I pressed the elevator button again.
“You went to see Peter Flannery,” Carlson continued. “You asked him about the murder of Brandon Scope. I’d like to know why.”
I pressed the call button and held it down. “Did you do something to the elevators?”
“Yes. Why did you see Peter Flannery?”
My mind made a few quick deductions. An idea—a dangerous thing under the best of circumstances—came to me. Shauna trusted this man. Maybe I could too. A little anyway. Enough. “Because you and I have the same suspicions,” I said.
“What’s that?”
“We’re both wondering if KillRoy murdered my wife.”
Carlson folded his arms. “And what does Peter Flannery have to do with that?”
“You were tracking down my movements, right?”
“Yes.”
“I decided to do the same with Elizabeth’s. From eight years ago. Flannery’s initials and phone number were in her day planner.”
“I see,” Carlson said. “And what did you learn from Mr. Flannery?”
“Nothing,” I lied. “It was a dead end.”
“Oh, I don’t think so,” Carlson said.
“What makes you say that?”
“Are you familiar with how ballistic tests work?”
“I’ve seen them on TV.”
“Put simply, every gun makes a unique imprint on the bullet it fires. Scratches, grooves—unique to that weapon. Like fingerprints.”
“That much I know.”
“After your visit to Flannery’s office, I had our people run a specific ballistic match on the thirty-eight we found in Sarah Goodhart’s safety-deposit box. Know what I found?”

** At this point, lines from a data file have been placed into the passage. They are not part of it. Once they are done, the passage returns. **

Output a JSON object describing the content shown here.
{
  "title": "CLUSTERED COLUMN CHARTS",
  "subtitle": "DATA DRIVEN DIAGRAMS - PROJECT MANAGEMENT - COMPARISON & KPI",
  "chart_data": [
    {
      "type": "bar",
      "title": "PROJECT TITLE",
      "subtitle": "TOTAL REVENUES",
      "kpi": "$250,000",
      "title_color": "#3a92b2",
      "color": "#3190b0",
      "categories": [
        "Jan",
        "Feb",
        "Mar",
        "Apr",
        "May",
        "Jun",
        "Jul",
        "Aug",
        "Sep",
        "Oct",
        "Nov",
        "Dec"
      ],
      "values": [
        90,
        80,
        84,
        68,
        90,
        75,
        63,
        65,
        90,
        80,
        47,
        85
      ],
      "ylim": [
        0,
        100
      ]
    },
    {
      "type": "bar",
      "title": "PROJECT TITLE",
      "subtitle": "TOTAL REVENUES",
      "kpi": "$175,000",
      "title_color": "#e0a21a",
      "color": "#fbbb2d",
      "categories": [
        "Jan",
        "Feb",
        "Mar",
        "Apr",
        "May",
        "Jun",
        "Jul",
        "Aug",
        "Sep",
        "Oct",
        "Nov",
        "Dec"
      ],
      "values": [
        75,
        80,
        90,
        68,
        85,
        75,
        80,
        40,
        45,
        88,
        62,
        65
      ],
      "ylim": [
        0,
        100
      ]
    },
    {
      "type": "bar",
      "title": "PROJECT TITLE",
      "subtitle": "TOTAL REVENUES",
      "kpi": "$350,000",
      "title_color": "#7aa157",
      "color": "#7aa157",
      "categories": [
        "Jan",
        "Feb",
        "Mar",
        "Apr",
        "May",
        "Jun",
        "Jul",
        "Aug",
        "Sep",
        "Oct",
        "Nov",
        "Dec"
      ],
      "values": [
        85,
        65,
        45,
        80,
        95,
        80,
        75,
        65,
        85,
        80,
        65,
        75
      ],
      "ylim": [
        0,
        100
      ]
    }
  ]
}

I shook my head, but I knew.
Carlson took his time before he said, “Your father’s gun, the one you inherited, killed Brandon Scope.”
A door opened and a mother and her teen son stepped into the hall. The teen was in mid-whine, his shoulder slumped in adolescent defiance. His mother’s lips were pursed, her head held high in the don’t-wanna-hear-it position. They came toward the elevator. Carlson said something into a walkie-talkie. We both stepped away from the elevator bank, our eyes locked in a silent challenge.
“Agent Carlson, do you think I’m a killer?”
“Truth?” he said. “I’m not sure anymore.”
I found his response curious. “You’re aware, of course, that I’m not obligated to speak to you. In fact, I can call Hester Crimstein right now and nix everything you’re trying to do here.”
He bristled, but he didn’t bother denying it. “What’s your point?”